How LePage fared in achieving the goals he set in his 2011 inaugural address

5 years ago

AUGUSTA, Maine — After an eight-year tenure presiding over a divisive era in Maine politics, Gov. Paul LePage, elected in 2010 on a Republican wave after a recession, will leave office this week on the heels of a Democratic wave and a stretch of record-low unemployment.

Attorney General Janet Mills, a Democrat, will take the oath of office to replace the term-limited Republican governor and give her first inaugural address on Wednesday at the Augusta Civic Center. LePage did it at the same place on Jan. 5, 2011, in a speech that lasted just more than 30 minutes.

It was a relatively straightforward address, laying out his broad goals for education, welfare and regulatory reform that would guide much of his administration while striking a hopeful chord for collaboration with the Legislature that mostly never came to pass.

Here are three excerpts from LePage’s first speech as governor and how he fared in addressing those key issues during the past eight years. You can read a full transcript of the inaugural address at the bottom of this document with annotations that look forward into his tenure.

“Approximately one in every three Mainers is on some form of state or local government assistance for food, shelter, income or health care. … While we are a very generous people, we do have not the ability to pay for everyone and we do have limits on our resources.”

When LePage took office in 2011, there were 350,000 Mainers who received Medicaid, 25,000 children in the Temporary Assistance for Needy Families program and 246,000 Mainers who received food stamps. By this fall, those figures were at 261,000, 7,600 and 176,000, respectively, according to the Kaiser Family Foundation and state data.

That’s attributable to a better national and state economy and the eligibility standards that the LePage administration tightened, largely during the governor’s first term that made Maine a model for conservatives nationwide. LePage also blocked Medicaid expansion under the Affordable Care Act, which was approved by voters in 2017.

LePage campaigned on reining in welfare in 2010 and did so even more in 2014. At an event last month in Bangor, he called this “the greatest thing I have done,” though child poverty increased during the first four years of his tenure, according to the Annie E. Casey Foundation.

“Our standards need to be higher, administrations must be leaner, the dollars must go to the classroom and most of all, we have to find solutions to make Maine the No. 1 that shows the standard for education in this country.”

LePage had a point. Maine pays more than just about any other state to administer its schools. In 2016, about 3.5 percent of Maine school costs were allocated to district administrators, according to U.S. Census Bureau data. Only North Dakota, Illinois and New Hampshire spent a higher share.

However, Maine has a long history of local control, and costs were actually down overall and percentage-wise from 2011, when Maine spent 4 percent on administration. In 2017, LePage’s administration handed out grants to districts for consolidation projects aimed at savings, a well-regarded but small program.
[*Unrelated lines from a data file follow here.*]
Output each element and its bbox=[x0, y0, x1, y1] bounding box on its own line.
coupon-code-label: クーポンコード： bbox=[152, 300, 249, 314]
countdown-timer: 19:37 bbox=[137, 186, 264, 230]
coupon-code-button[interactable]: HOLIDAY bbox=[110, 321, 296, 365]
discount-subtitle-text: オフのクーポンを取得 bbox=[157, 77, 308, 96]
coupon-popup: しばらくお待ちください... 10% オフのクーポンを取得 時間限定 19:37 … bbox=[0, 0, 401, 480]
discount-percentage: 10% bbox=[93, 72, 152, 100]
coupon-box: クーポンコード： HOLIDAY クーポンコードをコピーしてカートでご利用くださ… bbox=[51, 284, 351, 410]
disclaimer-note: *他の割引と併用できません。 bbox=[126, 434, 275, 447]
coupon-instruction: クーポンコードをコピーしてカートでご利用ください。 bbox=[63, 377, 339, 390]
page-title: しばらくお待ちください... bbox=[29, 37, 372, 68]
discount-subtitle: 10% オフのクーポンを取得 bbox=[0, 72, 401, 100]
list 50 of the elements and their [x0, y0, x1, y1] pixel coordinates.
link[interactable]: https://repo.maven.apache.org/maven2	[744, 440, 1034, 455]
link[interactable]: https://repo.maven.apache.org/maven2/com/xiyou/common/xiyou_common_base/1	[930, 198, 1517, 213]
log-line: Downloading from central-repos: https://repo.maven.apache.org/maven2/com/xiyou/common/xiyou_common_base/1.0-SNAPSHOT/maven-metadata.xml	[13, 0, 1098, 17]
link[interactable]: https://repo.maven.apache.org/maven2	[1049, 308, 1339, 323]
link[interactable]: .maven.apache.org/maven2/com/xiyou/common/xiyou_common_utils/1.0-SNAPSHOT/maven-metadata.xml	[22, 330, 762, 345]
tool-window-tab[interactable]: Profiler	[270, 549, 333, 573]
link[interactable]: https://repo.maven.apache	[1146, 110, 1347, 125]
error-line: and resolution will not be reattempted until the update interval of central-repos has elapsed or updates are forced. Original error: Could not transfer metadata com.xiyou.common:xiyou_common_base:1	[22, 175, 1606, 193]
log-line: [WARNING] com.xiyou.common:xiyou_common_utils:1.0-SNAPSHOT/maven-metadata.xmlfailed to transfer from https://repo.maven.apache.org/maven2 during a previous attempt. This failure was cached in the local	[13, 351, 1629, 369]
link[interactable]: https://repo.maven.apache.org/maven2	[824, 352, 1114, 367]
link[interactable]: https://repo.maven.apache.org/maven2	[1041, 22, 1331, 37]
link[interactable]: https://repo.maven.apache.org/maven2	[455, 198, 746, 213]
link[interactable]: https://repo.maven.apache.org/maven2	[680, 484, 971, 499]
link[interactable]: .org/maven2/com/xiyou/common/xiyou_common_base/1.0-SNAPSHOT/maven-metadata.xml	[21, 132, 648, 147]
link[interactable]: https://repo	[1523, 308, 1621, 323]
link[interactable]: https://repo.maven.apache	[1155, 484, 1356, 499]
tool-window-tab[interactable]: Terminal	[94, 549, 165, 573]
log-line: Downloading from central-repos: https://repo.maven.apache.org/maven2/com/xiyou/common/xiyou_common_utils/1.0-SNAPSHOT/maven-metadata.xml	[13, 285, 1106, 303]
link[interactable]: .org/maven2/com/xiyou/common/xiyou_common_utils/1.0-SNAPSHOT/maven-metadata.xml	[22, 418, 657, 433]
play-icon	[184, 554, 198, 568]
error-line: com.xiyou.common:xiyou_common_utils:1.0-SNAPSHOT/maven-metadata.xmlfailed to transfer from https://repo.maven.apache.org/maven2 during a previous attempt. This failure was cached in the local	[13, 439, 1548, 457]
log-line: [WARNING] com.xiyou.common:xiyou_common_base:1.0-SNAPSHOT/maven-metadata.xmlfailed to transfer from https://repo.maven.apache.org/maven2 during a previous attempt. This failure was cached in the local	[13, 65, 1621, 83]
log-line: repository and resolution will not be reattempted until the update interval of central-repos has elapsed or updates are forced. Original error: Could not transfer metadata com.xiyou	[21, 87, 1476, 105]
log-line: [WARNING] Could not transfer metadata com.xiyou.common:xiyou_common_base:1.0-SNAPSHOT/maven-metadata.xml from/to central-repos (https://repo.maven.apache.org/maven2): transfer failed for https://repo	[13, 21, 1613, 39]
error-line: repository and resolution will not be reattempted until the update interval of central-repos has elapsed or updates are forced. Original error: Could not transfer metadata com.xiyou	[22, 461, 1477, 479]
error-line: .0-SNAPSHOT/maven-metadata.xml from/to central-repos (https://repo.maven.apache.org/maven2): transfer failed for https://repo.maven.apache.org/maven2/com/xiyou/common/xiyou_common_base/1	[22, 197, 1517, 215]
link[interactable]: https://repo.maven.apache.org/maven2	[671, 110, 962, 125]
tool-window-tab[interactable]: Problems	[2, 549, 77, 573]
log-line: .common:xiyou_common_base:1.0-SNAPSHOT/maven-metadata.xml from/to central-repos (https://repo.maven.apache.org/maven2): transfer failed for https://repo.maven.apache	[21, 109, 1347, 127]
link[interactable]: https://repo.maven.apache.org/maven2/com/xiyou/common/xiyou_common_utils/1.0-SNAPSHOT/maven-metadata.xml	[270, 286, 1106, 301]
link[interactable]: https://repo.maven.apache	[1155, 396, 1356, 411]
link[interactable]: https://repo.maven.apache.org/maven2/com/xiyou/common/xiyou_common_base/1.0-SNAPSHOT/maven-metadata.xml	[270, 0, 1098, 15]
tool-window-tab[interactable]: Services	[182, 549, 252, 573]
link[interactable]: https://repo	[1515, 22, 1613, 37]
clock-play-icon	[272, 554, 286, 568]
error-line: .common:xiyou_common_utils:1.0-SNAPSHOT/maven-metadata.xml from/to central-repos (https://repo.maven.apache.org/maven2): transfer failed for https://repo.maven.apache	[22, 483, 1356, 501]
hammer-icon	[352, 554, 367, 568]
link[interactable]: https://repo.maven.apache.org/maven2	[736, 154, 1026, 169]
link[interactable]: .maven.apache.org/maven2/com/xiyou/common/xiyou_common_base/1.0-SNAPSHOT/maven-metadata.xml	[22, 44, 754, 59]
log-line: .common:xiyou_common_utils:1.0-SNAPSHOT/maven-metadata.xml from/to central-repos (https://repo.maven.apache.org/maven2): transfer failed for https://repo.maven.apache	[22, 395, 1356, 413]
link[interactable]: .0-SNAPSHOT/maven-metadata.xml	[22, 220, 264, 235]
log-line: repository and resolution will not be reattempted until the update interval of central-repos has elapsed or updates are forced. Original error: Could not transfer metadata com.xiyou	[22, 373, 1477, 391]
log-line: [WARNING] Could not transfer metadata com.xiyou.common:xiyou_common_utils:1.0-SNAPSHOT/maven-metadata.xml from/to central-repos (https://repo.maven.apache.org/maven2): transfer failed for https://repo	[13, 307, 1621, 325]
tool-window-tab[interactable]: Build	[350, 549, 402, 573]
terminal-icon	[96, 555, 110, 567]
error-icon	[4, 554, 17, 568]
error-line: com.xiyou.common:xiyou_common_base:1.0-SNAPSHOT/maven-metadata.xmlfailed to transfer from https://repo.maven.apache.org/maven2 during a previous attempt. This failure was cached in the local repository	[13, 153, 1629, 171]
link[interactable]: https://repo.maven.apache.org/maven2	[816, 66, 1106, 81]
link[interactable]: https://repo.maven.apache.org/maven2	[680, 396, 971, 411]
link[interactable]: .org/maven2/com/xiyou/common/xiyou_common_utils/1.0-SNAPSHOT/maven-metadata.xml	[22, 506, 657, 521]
He also made ham-fisted efforts to take on school administrators. One item in his 2017 two-year budget proposal to zero out state funding for superintendents was dead on arrival at the Legislature.

“Maine is the hardest place in the country to start and grow a business. Consequently, Mainers earn on average 80 percent of the per capita income in this country and we are failing to make the investments needed to grow our tax base.”

LePage’s reference likely comes from a Forbes magazine ranking in 2010. After ranking last nationally for multiple years, Maine’s business climate rating from Forbes rose to 48th by 2015. Many business leaders mostly praise LePage’s management of the economy, including attentiveness to growing industries and decreasing taxes.

Maine has fallen a little bit on LePage’s stated scale. In 2011, Mainers earned around $39,000 in per capita personal income, which was actually about 92 percent of the national average, according to federal data. Amid a better national economy, the state’s per capita income was up above $46,000 by 2017, though Maine was down around 90 percent of the U.S. average.

But October marked the 35th consecutive month that Maine had an unemployment rate under 4 percent, which is the longest streak on record, so LePage leaves on positive economic news.